Q: What advantage does vector control over preventive have for the health of an individual dog, other than possible increased protection from heartworm – in other words, is there any other reason to prevent mosquitoes from biting a pet than just heartworm prevention?
West Nile Virus is known to be endemic in people in the USA. Zika virus has been diagnosed, and Dengue virus is considered a serious potential threat. All of these are transmitted by mosquitoes and although not proven, the use of repellent/insecticides on dogs might reduce the populations of mosquito vectors, particularly Aedes aegypti and A. albopictus, which carry these viruses.

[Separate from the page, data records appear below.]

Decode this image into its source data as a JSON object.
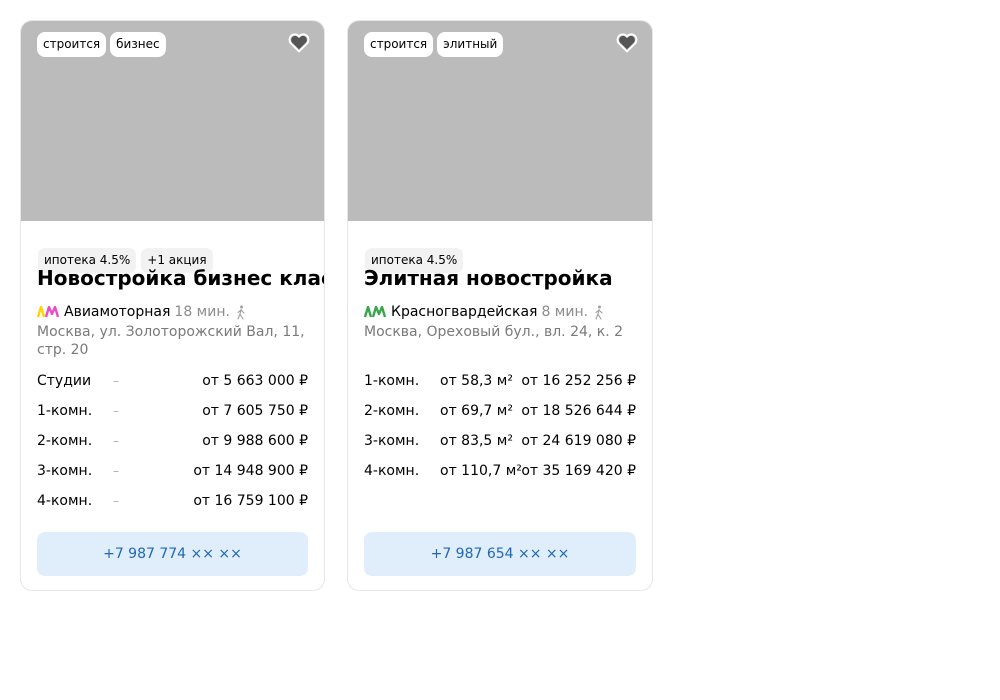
{
  "colors": {
    "photo_placeholder": "#bbbbbb",
    "phone_button_bg": "#e0eefc",
    "phone_button_text": "#1f66b8",
    "metro_line_1": "#ffd400",
    "metro_line_2": "#e74fc7",
    "metro_line_green": "#3aa64b"
  },
  "cards": [
    {
      "status_tags": [
        "строится",
        "бизнес"
      ],
      "favorite_icon": "heart-icon",
      "promo_tags": [
        "ипотека 4.5%",
        "+1 акция"
      ],
      "title": "Новостройка бизнес класса",
      "metro": {
        "icon": "metro-icon",
        "station": "Авиамоторная",
        "time": "18 мин.",
        "walk_icon": "walking-person-icon"
      },
      "address": "Москва, ул. Золоторожский Вал, 11, стр. 20",
      "rows": [
        {
          "type": "Студии",
          "area": "–",
          "price": "от 5 663 000 ₽"
        },
        {
          "type": "1-комн.",
          "area": "–",
          "price": "от 7 605 750 ₽"
        },
        {
          "type": "2-комн.",
          "area": "–",
          "price": "от 9 988 600 ₽"
        },
        {
          "type": "3-комн.",
          "area": "–",
          "price": "от 14 948 900 ₽"
        },
        {
          "type": "4-комн.",
          "area": "–",
          "price": "от 16 759 100 ₽"
        }
      ],
      "phone": "+7 987 774 ×× ××"
    },
    {
      "status_tags": [
        "строится",
        "элитный"
      ],
      "favorite_icon": "heart-icon",
      "promo_tags": [
        "ипотека 4.5%"
      ],
      "title": "Элитная новостройка",
      "metro": {
        "icon": "metro-icon",
        "station": "Красногвардейская",
        "time": "8 мин.",
        "walk_icon": "walking-person-icon"
      },
      "address": "Москва, Ореховый бул., вл. 24, к. 2",
      "rows": [
        {
          "type": "1-комн.",
          "area": "от 58,3 м²",
          "price": "от 16 252 256 ₽"
        },
        {
          "type": "2-комн.",
          "area": "от 69,7 м²",
          "price": "от 18 526 644 ₽"
        },
        {
          "type": "3-комн.",
          "area": "от 83,5 м²",
          "price": "от 24 619 080 ₽"
        },
        {
          "type": "4-комн.",
          "area": "от 110,7 м²",
          "price": "от 35 169 420 ₽"
        }
      ],
      "phone": "+7 987 654 ×× ××"
    }
  ]
}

Conventional heartworm preventives kill all the larvae that have accumulated in the dog’s body since the last treatment. Some of these larvae may be at least one month old when the dog is treated. It is not known exactly how long these larvae live in the dog after the preventive is given. Vectra 3D blocks transmission (~98 percent) by repelling the mosquito before it bites the dog and transmits the heartworm infective larvae.
In addition to assisting in the prevention of transmission of diseases caused by viruses and worms, the repellent insecticide-treated dog will experience fewer mosquito bites, with the irritation and blood loss that those bites cause. This alone is a big help to any pet!
Q: Are there any risks to cats in close contact with a family dog on this product?
The active ingredients in Vectra 3D are extremely safe for humans and dogs. When applied to a dog and allowed to dry, they represent no threat even to cats.
Cats become intoxicated if they ingest (consume) an excessive dose of permethrin, but they do not have adverse reactions to living with a treated dog, even if they like to groom the dog, as long as the product is allowed to dry on the dog.
Drying time after application takes anywhere from an hour or two to several hours, depending on ventilation around the dog. It is best if the dog is allowed to be in a well-ventilated place or even outdoors immediately after application of the product, away from cats, where spreading and drying can occur rapidly.
Q: Anything I didn’t ask you about that you think would be of interest to dog owners?
Owners can see fleas and ticks and know when they have a problem, but they cannot see heartworms, so they often forget the importance of the disease and the need to treat the animal to prevent it.
When they use a “Double Defense” approach, they get the added benefit of mosquito repellency/insecticidal efficacy. Thus, the use of Vectra 3D along with a conventional heartworm preventive ensures the highest level of heartworm protection, even against resistant heartworms.
Even though we do have treatments for existing heartworm infection in a dog, we now understand that the damage the worms do when they live in the heart and lungs of the pet can be irreversible after the infection is cured. Thus, it can be said that while the infection is curable, the damage done to the pet is not curable. If pet owners understood this, they would never allow their beloved pet to be unprotected for even a brief time.
Another aspect for pet owners to consider is the additive damage of a once-infected pet becoming infected again. So, proper care of the once heartworm-positive pet must include scrupulous preventive double defense.